Bone marrow was isolated from mouse femurs and tibias spun at 500 g for 6 min and resuspended in ammonium chloride potassium (ACK) lysis buffer for 5 min at room temperature. After lysis buffer inactivation, the cells were plated and differentiated in DMEM with penicillin–streptomycin in the presence of 20 ng ml−1 of murine macrophage colony stimulating factor (M-CSF) for 5 to 6 days (Peprotech). Newly differentiated BMDMs were seeded at 0.3 × 106 cells per ml in DMEM supplemented with 1% FBS. BMDMs were infected at an MOI of 10 for 60 min and washed. Fresh DMEM containing 1% FBS and 50 μg ml−1 gentamicin (Sigma) was then added until the desired time point. The cells were washed, detached using TrypLE Express (Life Technologies), serially diluted and plated on LB agar at 2, 4 and 6 h post infection. Cell viability was determined by trypan blue (Life Technologies) staining assay.
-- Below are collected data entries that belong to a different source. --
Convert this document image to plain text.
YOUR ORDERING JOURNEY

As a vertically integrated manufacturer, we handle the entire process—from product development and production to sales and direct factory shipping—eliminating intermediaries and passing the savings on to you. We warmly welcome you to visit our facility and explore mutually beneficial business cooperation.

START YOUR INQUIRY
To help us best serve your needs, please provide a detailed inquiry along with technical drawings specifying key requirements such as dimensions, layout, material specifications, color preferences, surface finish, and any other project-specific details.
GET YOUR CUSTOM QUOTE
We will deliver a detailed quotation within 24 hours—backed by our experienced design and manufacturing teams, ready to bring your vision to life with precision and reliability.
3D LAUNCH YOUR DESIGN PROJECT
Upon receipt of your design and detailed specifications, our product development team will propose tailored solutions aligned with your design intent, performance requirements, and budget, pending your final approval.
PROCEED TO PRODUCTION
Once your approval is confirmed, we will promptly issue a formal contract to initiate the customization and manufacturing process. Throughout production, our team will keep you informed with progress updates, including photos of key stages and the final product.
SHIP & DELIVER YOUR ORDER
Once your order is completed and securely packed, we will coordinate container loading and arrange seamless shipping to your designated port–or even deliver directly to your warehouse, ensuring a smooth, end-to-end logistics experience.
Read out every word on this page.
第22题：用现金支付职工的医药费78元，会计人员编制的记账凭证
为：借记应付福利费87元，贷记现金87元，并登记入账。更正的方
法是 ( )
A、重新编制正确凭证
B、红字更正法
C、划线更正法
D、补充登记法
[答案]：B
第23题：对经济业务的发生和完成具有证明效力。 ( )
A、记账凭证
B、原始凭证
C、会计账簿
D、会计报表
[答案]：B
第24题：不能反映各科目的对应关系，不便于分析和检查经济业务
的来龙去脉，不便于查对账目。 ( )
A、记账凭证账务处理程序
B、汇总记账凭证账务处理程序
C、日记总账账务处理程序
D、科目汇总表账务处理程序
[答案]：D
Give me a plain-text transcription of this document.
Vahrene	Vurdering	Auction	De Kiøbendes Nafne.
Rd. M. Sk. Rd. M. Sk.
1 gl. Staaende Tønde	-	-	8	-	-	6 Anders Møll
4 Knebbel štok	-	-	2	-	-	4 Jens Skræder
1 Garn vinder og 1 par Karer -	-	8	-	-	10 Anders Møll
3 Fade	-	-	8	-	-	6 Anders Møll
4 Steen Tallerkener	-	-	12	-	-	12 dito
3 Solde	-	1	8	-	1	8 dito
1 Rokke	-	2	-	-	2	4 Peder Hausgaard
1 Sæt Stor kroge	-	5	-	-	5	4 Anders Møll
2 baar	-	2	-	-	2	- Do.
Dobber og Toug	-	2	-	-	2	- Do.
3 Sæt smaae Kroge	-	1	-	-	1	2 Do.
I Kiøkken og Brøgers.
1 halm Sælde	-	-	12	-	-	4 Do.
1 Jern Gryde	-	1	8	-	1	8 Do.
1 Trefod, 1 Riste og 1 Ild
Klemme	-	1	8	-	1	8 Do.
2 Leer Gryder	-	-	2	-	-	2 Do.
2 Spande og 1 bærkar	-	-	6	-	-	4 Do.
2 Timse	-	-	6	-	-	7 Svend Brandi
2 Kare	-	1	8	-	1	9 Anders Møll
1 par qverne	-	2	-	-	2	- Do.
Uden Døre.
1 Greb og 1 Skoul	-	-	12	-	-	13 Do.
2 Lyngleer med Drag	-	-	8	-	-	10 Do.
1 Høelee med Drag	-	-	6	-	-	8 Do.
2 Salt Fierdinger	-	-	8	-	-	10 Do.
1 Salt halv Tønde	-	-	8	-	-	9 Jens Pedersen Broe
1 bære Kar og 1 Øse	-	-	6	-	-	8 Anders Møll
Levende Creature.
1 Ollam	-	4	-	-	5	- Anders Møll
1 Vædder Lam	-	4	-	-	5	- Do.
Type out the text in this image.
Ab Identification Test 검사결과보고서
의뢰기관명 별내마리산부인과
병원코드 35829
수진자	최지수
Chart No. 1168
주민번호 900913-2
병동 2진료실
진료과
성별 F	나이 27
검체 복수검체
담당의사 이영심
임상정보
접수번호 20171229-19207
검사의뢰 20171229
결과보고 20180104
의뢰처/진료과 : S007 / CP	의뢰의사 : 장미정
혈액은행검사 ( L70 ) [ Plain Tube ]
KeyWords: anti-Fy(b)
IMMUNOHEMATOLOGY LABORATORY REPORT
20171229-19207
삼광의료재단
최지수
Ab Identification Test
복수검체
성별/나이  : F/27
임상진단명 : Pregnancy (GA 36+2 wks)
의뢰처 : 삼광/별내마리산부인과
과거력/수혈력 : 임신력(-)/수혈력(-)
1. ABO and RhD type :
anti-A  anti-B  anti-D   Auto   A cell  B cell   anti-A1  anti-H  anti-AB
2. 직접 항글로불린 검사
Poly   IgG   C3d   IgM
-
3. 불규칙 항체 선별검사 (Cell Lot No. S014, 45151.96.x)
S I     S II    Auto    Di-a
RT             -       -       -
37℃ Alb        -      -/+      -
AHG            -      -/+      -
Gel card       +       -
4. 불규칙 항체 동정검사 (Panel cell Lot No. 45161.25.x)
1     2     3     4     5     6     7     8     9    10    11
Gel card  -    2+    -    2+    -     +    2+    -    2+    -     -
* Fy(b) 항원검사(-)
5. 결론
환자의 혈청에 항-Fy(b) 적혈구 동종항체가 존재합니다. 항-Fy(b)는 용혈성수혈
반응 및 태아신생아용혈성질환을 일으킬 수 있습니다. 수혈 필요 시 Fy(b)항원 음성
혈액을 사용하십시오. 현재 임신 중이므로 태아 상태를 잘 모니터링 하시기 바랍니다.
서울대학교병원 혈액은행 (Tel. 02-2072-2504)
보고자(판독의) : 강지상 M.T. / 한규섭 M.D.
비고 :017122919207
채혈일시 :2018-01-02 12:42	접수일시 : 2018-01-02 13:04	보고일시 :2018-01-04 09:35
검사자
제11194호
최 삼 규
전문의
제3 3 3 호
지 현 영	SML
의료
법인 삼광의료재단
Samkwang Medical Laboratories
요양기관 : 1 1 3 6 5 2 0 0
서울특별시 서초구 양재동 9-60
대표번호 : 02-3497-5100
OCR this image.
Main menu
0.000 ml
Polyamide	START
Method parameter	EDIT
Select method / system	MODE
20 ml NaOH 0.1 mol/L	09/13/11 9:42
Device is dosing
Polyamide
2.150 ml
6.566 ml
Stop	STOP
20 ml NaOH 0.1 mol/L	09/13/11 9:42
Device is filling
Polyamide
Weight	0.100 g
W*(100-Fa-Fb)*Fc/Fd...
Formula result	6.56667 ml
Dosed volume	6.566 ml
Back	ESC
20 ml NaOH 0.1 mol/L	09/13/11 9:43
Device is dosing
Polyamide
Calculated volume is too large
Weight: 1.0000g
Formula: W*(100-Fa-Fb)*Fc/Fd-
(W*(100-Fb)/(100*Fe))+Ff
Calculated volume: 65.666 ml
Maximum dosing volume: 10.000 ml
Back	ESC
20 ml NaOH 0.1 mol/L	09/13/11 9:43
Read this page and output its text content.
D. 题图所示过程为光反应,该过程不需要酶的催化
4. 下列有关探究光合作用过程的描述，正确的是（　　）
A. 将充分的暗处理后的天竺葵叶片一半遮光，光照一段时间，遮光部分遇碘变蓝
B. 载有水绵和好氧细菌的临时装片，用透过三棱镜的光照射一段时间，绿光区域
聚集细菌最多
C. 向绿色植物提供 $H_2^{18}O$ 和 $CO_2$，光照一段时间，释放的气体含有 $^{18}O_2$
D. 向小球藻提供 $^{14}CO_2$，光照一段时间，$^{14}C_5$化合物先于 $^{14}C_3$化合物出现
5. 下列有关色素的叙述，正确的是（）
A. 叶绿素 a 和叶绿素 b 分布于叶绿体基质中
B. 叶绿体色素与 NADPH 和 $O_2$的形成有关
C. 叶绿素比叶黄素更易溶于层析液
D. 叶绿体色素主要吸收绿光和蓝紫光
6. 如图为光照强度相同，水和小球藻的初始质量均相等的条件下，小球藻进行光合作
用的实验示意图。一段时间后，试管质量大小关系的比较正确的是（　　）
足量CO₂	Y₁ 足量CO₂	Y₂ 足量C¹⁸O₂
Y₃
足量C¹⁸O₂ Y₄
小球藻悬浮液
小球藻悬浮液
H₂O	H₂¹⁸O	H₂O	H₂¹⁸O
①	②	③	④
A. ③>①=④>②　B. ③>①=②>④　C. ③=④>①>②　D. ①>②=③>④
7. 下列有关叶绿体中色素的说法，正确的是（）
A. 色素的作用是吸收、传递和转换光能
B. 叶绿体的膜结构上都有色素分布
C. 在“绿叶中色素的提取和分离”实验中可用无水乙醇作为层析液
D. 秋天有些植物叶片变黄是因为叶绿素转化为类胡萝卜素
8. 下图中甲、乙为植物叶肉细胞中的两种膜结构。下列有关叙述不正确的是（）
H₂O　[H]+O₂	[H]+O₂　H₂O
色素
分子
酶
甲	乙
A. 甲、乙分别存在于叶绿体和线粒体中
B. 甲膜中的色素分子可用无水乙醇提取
Quantification and statistical analysis

Experiments in this study were not performed in a blinded fashion except for the histopathology qualitative score assessments. Animal assignment to control or experimental groups was randomized. No statistical methods were used to pre-determine sample sizes, but our sample sizes are similar to those reported in previous publications from our laboratory. All analyses and graphs were performed using the GraphPad Prism 9 software. Values defined as n represent individual experiments, and graphed data points represent total biological replicates (please note that some replicates with value 0 will not be visible on logarithmic scale). Values in graphs are shown as average ± s.e.m., and data were assumed to follow a normal distribution. For comparison between average values for more than two groups, we performed one-way analysis of variance (ANOVA) with a multiple posteriori comparison (Tukey’s multiple comparisons or Dunnett’s multiple comparisons). When studying two or more groups along time, data were analysed using two-way ANOVA with a multiple posteriori comparison. Differences between two groups were analysed using a Student t-test with Kolmogorov–Smirnov test. Differences were considered significant when at least a P value under 0.05 (*P < 0.05) was obtained (**P < 0.01; ***P < 0.001; ****P < 0.0001). Statistical details of experiments are indicated in each figure legend. Data distribution was assumed to be normal. No data points were excluded.

Reporting summary

Further information on research design is available in the Nature Portfolio Reporting Summary linked to this article.